Monday, January 24, 2011

Bullish Gold Bets by Funds Slump on Worst Price Slide Since 1997 (Bloomberg)

January 24, 2011, 12:08 AM EST
By Pham-Duy Nguyen
Jan. 24 (Bloomberg) -- Hedge funds are unloading bullish bets on gold as a slide in prices sends the metal to its worst start to a year since 1997. Holdings in silver dropped to the lowest since February.
Managed-money funds held net-long positions, or wagers on rising prices, totaling 134,473 contracts on the Comex in New York as of Jan. 18, U.S. Commodity Futures Trading Commission data showed on Jan. 21. The gold holdings have plunged for three straight weeks, dropping 21 percent since the end of December, while net-long positions in silver are down 24 percent.
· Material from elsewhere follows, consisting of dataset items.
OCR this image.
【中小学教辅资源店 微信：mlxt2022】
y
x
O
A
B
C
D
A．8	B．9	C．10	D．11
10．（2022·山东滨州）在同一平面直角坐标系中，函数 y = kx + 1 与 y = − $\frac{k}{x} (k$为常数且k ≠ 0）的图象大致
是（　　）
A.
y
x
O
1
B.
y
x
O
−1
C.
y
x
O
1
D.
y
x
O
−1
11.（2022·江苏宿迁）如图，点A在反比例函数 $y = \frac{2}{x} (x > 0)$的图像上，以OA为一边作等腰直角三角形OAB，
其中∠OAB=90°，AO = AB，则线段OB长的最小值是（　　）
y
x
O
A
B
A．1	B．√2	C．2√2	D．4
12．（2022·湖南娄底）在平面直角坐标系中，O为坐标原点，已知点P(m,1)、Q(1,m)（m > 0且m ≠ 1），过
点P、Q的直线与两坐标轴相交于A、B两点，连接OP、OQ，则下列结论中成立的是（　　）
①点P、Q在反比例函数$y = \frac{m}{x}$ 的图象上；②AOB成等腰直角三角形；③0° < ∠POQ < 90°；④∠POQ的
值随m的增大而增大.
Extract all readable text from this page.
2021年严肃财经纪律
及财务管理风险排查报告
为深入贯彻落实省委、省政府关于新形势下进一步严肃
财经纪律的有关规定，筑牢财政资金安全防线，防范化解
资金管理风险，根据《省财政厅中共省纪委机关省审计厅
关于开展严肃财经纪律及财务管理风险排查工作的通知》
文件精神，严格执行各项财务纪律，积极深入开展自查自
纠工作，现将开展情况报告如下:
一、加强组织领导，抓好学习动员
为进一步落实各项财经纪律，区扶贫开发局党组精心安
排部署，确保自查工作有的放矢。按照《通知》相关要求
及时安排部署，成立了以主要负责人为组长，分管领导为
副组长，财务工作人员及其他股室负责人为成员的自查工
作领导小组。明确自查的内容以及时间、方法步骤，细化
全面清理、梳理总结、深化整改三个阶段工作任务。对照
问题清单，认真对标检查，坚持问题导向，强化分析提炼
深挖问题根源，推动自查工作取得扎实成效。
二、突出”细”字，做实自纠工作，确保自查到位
Gold has fallen 5.7 percent this month, which would be the worst start to a year since a 6.3 percent drop in January 1997. The metal rose every year for the past decade, reaching a record of $1,432.50 an ounce on Dec. 7 as central banks kept interest rates low and Europe’s debt crisis spurred demand for the metal as a haven. Silver climbed 84 percent last year and reached a 30-year high of $31.275 an ounce in New York on Jan. 3.
“From a technical standpoint, we’ve a strong rally in silver and gold, and when you have that type of performance, it prompts profit-taking,” said Brian Hicks, who helps manage $1 billion in the Global Resources Fund at U.S. Global Investors Inc. in San Antonio. “Money is going elsewhere to the more traditional areas of the equity market.”